As razões para o desastre continuam obscuras. Mau-tempo? falha mecânica? erro de pilotagem? até mesmo acção humana (partes da fuselagem nunca foram devolvidas da Alemanha, o que adensa a teoria do abate por se ter acreditado tratar-se de um avião espião)?
Para além do monte de chapa laranja retorcida guardada na grande vitrina que alberga os destroços, algumas peças relacionadas com o desastre e itens pessoais dos dois pilotos estão expostas na mesma sala. Entre elas, as suas licenças e algumas peças de correio transportado no fatídico voo...
Seguimos para mais um local marcadamente histórico, já nos arredores da cidade. De novo um grande e bem tratado parque relvado, com bonitas árvores, entre as quais várias macieiras, carregadas de pequenas maçãs verdes e ácidas (que não resisti a provar uma).
De novo, também, o calmo e pacífico verde da relva esconde o horror da perseguição, da violência gratuita, da vil chacina. Um velho forte, o forte número 9 da fortaleza de Kaunas, construído nos finais dos sec. XIX, agora reconstruído como museu, fica no topo da colina, uma centena de metros à frente, um enorme e perturbante conjunto escultórico em frio betão.
Dirijo-me para ele, como que atraído por um estranho magneto... é um monumento às vítimas do nazismo. Um painel esclarece-me que no terreiro entre o painel e o forte, sob a verde e convidativa relva, jazem os restos mortais de dezenas de milhar de pessoas: judeus, comunistas e outros grupos alvo da loucura assassina que ontem ali, como hoje, em Gaza, comprova a fácil falência moral da nossa espécie.
Siauliai é o nosso próximo destino.
Por fim, notas de alegria num dia que hesita entre os pingos de uma chuva que não cai e de uma trovoada que não vai, num céu que alterna entre o cinza carregado e o azul fendido por grandes flocos brancos ... típico tempo de verão...
O quadrante solar mais alto da Lituânia informa-nos que já passa das quatro da tarde. Dirigimo-nos para o rio... ali, mesmo à sua beira um estranho animal recebe-nos não de braços abertos, mas sim com uma enorme boca escancarada.
É a raposa de ferro.
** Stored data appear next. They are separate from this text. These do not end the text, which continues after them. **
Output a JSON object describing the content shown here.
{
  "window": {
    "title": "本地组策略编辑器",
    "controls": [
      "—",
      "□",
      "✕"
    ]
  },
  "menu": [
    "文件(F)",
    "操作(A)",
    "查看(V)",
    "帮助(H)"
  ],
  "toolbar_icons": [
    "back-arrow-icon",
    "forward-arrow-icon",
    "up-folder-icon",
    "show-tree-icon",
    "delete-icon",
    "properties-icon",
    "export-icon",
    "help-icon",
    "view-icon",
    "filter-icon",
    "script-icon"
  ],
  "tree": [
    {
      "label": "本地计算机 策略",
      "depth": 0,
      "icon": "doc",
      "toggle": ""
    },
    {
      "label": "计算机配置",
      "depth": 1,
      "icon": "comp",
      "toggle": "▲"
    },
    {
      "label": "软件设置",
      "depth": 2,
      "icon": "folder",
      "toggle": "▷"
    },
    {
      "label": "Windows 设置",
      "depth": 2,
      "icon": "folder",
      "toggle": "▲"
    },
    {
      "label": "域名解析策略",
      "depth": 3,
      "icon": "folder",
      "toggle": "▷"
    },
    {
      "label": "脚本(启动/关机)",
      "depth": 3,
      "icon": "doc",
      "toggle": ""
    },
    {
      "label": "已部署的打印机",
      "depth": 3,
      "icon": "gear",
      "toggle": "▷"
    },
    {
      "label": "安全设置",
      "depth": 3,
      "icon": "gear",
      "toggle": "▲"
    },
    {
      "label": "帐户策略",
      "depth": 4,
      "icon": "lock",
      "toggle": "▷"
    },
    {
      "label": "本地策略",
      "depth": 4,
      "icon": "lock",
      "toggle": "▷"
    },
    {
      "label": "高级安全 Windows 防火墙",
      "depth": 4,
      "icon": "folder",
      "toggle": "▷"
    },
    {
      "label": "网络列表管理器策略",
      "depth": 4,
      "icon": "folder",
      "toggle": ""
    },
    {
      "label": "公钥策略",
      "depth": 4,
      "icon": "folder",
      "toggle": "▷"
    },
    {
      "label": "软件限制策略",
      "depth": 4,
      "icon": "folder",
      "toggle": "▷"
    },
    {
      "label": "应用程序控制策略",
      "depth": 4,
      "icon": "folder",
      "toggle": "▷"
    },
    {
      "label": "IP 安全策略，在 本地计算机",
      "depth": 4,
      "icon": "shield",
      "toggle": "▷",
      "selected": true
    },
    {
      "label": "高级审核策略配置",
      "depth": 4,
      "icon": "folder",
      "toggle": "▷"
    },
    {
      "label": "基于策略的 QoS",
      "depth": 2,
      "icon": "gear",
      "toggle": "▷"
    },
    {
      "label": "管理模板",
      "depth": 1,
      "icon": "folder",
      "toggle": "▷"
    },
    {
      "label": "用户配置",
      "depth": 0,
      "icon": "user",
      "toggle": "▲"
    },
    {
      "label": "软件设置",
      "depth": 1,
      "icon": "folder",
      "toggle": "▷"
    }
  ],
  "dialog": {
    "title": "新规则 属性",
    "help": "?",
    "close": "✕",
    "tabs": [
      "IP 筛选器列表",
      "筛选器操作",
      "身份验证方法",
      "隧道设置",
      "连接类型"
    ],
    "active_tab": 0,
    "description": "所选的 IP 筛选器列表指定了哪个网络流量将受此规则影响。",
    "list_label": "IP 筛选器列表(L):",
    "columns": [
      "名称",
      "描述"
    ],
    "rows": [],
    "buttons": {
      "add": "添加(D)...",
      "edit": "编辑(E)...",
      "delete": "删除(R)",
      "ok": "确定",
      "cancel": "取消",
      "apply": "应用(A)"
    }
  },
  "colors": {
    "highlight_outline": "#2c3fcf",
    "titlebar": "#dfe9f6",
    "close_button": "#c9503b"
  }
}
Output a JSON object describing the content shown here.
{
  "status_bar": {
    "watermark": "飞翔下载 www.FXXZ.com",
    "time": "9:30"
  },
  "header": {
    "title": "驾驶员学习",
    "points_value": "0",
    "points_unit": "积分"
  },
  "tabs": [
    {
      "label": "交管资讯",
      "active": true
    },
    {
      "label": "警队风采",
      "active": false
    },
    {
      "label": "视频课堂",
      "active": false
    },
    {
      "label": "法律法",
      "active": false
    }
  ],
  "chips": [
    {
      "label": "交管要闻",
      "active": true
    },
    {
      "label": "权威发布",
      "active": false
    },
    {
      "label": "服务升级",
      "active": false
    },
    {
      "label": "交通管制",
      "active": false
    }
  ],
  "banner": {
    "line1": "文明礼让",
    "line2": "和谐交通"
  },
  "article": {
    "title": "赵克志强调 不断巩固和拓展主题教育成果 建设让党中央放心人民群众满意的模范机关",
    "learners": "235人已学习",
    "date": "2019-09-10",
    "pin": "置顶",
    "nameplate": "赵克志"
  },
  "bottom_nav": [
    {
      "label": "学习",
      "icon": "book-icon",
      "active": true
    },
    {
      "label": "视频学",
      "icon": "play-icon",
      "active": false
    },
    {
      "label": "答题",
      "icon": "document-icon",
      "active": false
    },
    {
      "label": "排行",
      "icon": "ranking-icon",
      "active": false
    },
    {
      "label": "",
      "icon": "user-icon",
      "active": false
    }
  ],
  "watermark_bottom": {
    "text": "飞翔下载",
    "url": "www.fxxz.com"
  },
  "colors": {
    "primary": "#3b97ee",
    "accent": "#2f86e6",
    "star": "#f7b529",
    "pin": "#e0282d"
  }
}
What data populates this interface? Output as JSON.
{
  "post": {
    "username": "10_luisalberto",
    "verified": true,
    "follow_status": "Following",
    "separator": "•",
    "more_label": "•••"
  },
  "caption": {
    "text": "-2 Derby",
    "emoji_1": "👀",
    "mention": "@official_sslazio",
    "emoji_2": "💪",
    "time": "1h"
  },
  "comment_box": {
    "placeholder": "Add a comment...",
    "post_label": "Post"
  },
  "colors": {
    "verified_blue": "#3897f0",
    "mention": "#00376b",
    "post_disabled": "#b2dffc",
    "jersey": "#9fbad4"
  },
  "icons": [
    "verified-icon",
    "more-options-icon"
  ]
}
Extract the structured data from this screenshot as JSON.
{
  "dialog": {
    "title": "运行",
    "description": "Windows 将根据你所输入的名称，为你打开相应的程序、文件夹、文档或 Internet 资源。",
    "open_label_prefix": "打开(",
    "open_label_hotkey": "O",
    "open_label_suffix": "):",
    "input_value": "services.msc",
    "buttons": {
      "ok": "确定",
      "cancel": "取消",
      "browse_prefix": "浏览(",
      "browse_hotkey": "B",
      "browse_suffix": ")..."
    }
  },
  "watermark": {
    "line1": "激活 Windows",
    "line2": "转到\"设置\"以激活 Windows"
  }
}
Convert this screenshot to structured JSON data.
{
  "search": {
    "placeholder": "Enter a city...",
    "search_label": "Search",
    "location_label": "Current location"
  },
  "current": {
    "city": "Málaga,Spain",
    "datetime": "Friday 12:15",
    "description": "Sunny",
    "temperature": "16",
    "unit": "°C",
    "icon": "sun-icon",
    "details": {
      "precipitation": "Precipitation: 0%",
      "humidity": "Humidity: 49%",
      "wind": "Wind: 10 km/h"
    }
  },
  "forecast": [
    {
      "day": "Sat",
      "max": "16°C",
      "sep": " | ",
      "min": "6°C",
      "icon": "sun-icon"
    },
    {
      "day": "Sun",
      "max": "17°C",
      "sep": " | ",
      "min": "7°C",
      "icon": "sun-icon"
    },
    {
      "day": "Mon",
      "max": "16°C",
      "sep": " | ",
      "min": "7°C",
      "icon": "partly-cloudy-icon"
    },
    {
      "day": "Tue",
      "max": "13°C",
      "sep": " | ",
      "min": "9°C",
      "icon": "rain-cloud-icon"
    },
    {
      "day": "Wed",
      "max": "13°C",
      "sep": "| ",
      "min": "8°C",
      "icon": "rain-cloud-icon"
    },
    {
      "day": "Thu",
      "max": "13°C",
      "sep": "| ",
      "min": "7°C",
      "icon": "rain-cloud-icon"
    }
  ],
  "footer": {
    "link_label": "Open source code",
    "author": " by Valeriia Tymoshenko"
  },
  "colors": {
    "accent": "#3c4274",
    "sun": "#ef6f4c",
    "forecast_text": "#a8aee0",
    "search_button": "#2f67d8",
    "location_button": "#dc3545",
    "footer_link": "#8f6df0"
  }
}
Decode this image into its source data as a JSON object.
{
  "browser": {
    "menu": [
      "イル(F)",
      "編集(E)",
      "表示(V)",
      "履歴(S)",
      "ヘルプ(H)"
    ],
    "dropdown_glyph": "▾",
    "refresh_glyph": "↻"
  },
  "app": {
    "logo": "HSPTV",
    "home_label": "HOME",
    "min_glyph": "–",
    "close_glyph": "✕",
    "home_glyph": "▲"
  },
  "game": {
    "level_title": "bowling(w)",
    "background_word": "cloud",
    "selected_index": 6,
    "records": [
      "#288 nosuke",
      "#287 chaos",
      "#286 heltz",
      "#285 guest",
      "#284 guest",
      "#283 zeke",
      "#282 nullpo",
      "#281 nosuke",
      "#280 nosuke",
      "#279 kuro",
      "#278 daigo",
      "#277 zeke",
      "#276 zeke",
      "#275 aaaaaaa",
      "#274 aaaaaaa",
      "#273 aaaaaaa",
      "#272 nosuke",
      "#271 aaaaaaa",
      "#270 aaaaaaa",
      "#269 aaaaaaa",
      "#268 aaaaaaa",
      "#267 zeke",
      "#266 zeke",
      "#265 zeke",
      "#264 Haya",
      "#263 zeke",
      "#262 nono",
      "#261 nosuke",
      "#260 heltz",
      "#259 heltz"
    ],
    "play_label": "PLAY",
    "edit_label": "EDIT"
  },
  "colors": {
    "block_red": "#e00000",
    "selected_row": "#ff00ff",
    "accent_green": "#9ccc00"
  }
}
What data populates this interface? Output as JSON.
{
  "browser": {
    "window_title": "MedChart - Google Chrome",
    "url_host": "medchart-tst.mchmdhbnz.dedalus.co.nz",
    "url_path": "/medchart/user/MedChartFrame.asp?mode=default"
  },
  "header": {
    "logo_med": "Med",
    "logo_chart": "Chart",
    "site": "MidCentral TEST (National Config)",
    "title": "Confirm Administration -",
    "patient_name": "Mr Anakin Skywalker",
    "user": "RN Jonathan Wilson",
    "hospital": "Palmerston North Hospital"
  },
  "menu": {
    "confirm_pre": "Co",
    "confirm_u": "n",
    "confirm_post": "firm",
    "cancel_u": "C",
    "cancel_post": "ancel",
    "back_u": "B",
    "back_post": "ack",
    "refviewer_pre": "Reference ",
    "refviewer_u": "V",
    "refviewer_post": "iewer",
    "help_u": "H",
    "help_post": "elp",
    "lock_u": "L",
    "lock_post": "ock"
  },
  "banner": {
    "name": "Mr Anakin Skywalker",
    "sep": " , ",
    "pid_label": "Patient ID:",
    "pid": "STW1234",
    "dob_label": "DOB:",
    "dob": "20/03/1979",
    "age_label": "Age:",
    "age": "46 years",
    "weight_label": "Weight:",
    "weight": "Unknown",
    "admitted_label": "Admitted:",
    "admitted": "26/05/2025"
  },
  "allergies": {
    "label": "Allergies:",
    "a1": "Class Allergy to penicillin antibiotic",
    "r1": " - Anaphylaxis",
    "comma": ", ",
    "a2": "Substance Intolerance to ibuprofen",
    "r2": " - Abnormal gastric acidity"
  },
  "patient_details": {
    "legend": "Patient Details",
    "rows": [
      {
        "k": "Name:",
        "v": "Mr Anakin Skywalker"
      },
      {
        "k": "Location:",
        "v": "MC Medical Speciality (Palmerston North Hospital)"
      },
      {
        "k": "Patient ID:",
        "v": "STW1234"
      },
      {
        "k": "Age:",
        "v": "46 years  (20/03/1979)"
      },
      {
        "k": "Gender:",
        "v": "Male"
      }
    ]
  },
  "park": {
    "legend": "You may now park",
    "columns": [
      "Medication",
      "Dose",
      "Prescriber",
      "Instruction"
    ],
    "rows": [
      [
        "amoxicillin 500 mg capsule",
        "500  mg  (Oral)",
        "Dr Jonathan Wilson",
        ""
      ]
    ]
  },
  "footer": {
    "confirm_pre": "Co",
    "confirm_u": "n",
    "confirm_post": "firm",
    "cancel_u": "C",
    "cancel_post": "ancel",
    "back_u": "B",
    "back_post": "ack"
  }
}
Uma gigante escultura do simpático canídeo, criada por Vilius Puronas em 2009, para celebrar o milénio da primeira menção ao nome Lituânia, leio.
Com 15 metros de comprimento e 6,5 de altura é a escultura animal maior do país e uma atração inescapável para as fotografias de família, de namorados, de amigos, de conhecidos.... por fim lá consigo 2 minutos sem ninguém ao pé da simpática bicha para também eu poder obter algumas fotografias, sem a presença de corpos estranhos.
De novo no carro tomamos a estrada para a última paragem do dia antes do alojamento, em Klaipéda.
O que começou como um local onde alguém um dia, na primeira metade do século XIX, depositou uma cruz, com o passar dos anos tornou-se num estranho local de peregrinação e culto, sustentado por milhares e milhares de cruzes, de todos os tamanhos e feitios e de outras peças da iconografia cristã, que os crentes ferverosamente ali depositam em cumprimento de promessas, na expetativa de uma graça divina ou simplesmente, no cumprimento de uma tradição, podendo para tal adquirir a sua cruz já devidamente preparada com um espigão para enterrar no chão numa das poucas lojinhas que ali existem (que o negócio e a crença são dimensões muito longe de incompatíveis, como é sabido).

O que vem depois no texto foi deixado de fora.